I welcome the timely motion before the House. During the local government election campaign, Fine Gael produced an excellent policy that involved the establishment of a savings account for first-time buyers. It makes sense to front-load the provision of mortgage interest relief. It can be done within the funding that is provided under the relief at present. When one has been paying one's mortgage for seven or eight years, one faces a straight run and one's economic burden starts to decline in comparison to earlier years. I ask the Minister of State not to quote me out of context when I state that mortgage interest relief should be stopped after ten years. It should be front-loaded so that individuals benefit significantly from it during the first ten years of mortgage payments and not at all thereafter. The funding that is spent on helping people who have been making mortgage payments for ten years should be used to subsidise those in the first tranche.
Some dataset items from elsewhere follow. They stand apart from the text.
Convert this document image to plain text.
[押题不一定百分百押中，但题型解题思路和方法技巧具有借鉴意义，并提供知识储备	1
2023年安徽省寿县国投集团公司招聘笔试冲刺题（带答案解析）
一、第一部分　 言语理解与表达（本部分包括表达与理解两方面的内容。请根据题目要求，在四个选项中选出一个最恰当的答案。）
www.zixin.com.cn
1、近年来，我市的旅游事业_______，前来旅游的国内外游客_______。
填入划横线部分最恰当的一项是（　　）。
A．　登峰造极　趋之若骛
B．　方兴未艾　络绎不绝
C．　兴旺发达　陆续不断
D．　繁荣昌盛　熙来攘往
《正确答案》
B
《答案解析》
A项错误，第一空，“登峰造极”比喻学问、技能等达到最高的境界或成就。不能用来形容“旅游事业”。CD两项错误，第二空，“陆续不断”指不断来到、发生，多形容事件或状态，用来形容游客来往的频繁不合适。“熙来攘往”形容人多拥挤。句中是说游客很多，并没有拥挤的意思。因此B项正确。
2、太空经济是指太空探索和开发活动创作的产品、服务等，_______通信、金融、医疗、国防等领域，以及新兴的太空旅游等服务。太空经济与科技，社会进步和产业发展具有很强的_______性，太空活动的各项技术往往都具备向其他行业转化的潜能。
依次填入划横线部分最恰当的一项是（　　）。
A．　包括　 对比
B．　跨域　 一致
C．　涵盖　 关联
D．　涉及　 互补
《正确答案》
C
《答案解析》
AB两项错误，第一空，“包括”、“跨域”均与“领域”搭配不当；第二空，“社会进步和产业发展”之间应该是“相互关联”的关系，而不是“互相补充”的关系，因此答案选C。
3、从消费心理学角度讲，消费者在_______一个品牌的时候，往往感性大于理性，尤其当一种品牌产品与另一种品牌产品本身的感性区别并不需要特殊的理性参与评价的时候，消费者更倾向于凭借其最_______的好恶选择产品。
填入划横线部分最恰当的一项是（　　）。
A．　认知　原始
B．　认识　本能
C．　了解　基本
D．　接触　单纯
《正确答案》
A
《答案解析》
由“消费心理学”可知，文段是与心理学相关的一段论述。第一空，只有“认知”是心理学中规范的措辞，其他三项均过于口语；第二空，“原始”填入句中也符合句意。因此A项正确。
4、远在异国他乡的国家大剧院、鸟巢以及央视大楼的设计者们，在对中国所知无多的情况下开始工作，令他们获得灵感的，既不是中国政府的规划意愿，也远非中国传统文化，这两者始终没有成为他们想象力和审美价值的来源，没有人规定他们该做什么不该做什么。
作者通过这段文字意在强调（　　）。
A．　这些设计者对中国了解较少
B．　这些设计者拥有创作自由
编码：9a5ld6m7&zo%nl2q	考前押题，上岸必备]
Officials in County Wicklow have sought to overcome the difficulties associated with development levies. I understand where the Government is coming from in this regard. I do not like to hear the Minister for Finance or other Government spokespersons extolling the virtues of this country's tax rates of 40% and 22%, while ignoring the stealth taxes they are charging in many other areas. We imposed a low levy on houses in County Wicklow, but the local authority overcame that by using section 48 of the Planning and Development Act 2000, which provides for the imposition of an additional levy in exceptional circumstances. Levies of between €20,000 and €25,000 per house in a development are being charged. People do not realise they are paying such moneys as well as VAT and other taxes.

I would like the Government to have the courage to state that its policy is to impose the form of tax I have mentioned. In such circumstances, members of local authorities would be much more reasonable in their implementation of that policy. The Government is happy to take the credit at national level for a tax rate of 40%, while local councillors take the hit for the high levies which have resulted from its policies.

I assume the Minister of State realises that the Government needs to examine the eligibility and qualification criteria for the affordable housing scheme because there are many anomalies in the system at present. Many people are told they do not qualify because their wages exceed the threshold for the scheme, even though some of those who qualify, particularly in the greater Dublin area, cannot produce the money to meet the cost of the house.

A directive issued in 1994 by the then Department of the Environment stated that houses should not be built within 50 m of a landfill site because of the dangers of gas etc. I estimate that between 15 and 20 vents from an illegal landfill are as close to houses in the Woodleigh estate in Blessington, County Wicklow, as I am to the Minister of State, who is sitting across the floor of the House. Waste has been lying in the illegal landfill for a couple of years and nothing is being done about it. I am glad that Fine Gael proposes to table a motion asking the Minister to use his powers under section 60 of the Water Management Act 1996 to direct the relevant authorities to remove that waste.

I commend Deputy O'Dowd for proposing this worthwhile motion. I wish my colleague from the Gaeltacht well.